The identities of these children – their names, addresses and information about treatments and their medical conditions – were needed because the ACC is trying to “track how children, who are in crisis,
move between different systems” – for instance, the police system, the education system and, say, Family and Community Services.
The legal battle between the ACC and the clinic NTD9 came about precisely because the clinic’s doctors judged that the patients (both children and adults) were not in crisis. Routinely handing over records
to federal crime investigators, when the patients were not at risk, would, if it ever became known, destroy the trust the patients had in the clinic. Dr John Boffa, a GP at the clinic, warned in a written
affidavit to the Federal Court of a public health disaster if patients stopped attending.
The clinic offered what appears to be a sensible compromise: allow an independent third party made up of doctors to go through its records. If the third party thought specific children/adults were at risk, then the
clinic would hand over the records to the ACC or the police. In that way patient confidentiality (and patient trust in the clinic) would be protected.
The ACC has yet to explain why but the offer was never taken up.
The ACC’s declared aim to track the way individuals track across “different systems” seems very far removed from its image as the nation’s most powerful crime fighting agency. Does this job require
steamrolling through patients’ privacy rights to confidentiality; for the commission’s use of its extensive powers of secrecy and coercion? Is it necessary for doing all this to be done behind the backs of patients
and their families in communities already distrustful of policing and government?
Clearly the methodology concerned John Reeves, the Federal Court judge who ruled on the case of NTD9 last month.
He wrote in that judgment: “Given the very personal nature of the medical records sought it is not difficult to see that the disclosure of information of this kind could cause acute embarrassment to the Aboriginal children concerned and may have implications for their relationships with other persons.
“I should add that the ACC’s answer that they will be protected because this invasion of their interests is to be kept confidential does not in my view make it any more acceptable.

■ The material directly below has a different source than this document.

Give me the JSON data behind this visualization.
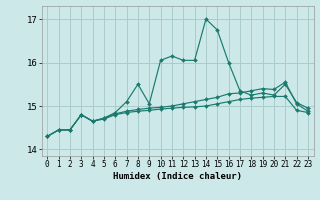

After all, medical records in
general, let alone those dealing with a person’s sexual health or activities, are generally among the most personal about an individual.”
He went on to rule the ACC was breaching its legal duty to take the interests of the children as its primary interest in obtaining the records.

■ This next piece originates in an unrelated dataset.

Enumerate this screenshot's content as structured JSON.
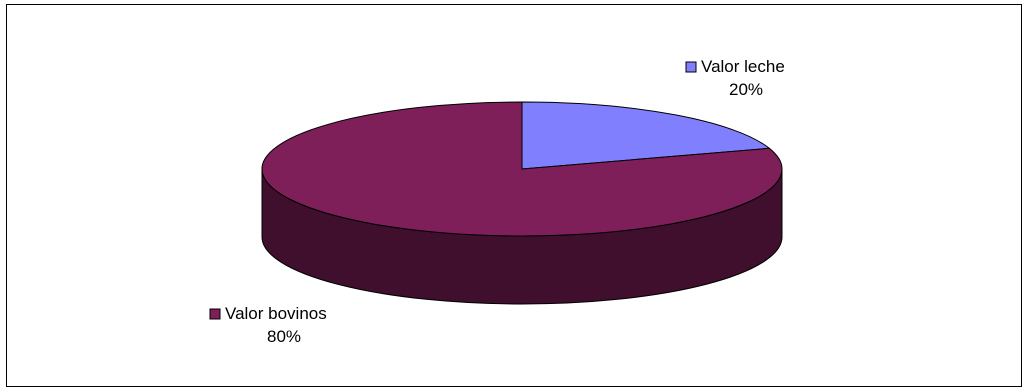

But he said he had no basis on which to prevent the adult records being seized by the ACC. That is interesting. It raises this question: surely if the disclosure of intimate information causes acute embarrassment for Aboriginal children, should the disclosure of “intimate information” of
Aboriginal adults be treated differently under the law?
The clinic is expected to appeal to the High Court.
All these issues are likely to run. The declaration that the ACC has been acting illegally is sufficiently alarming to suggest the commission needs to be held to public account. Clearly, with the amount of secrecy
surrounding the ACC which has silenced the people running health services in the NT from speaking out, that is not being done through the normal media channels. Politicians, there to represent the public
interest, including the interests of Aboriginal communities, need to start asking questions and hold the ACC to some form of public account.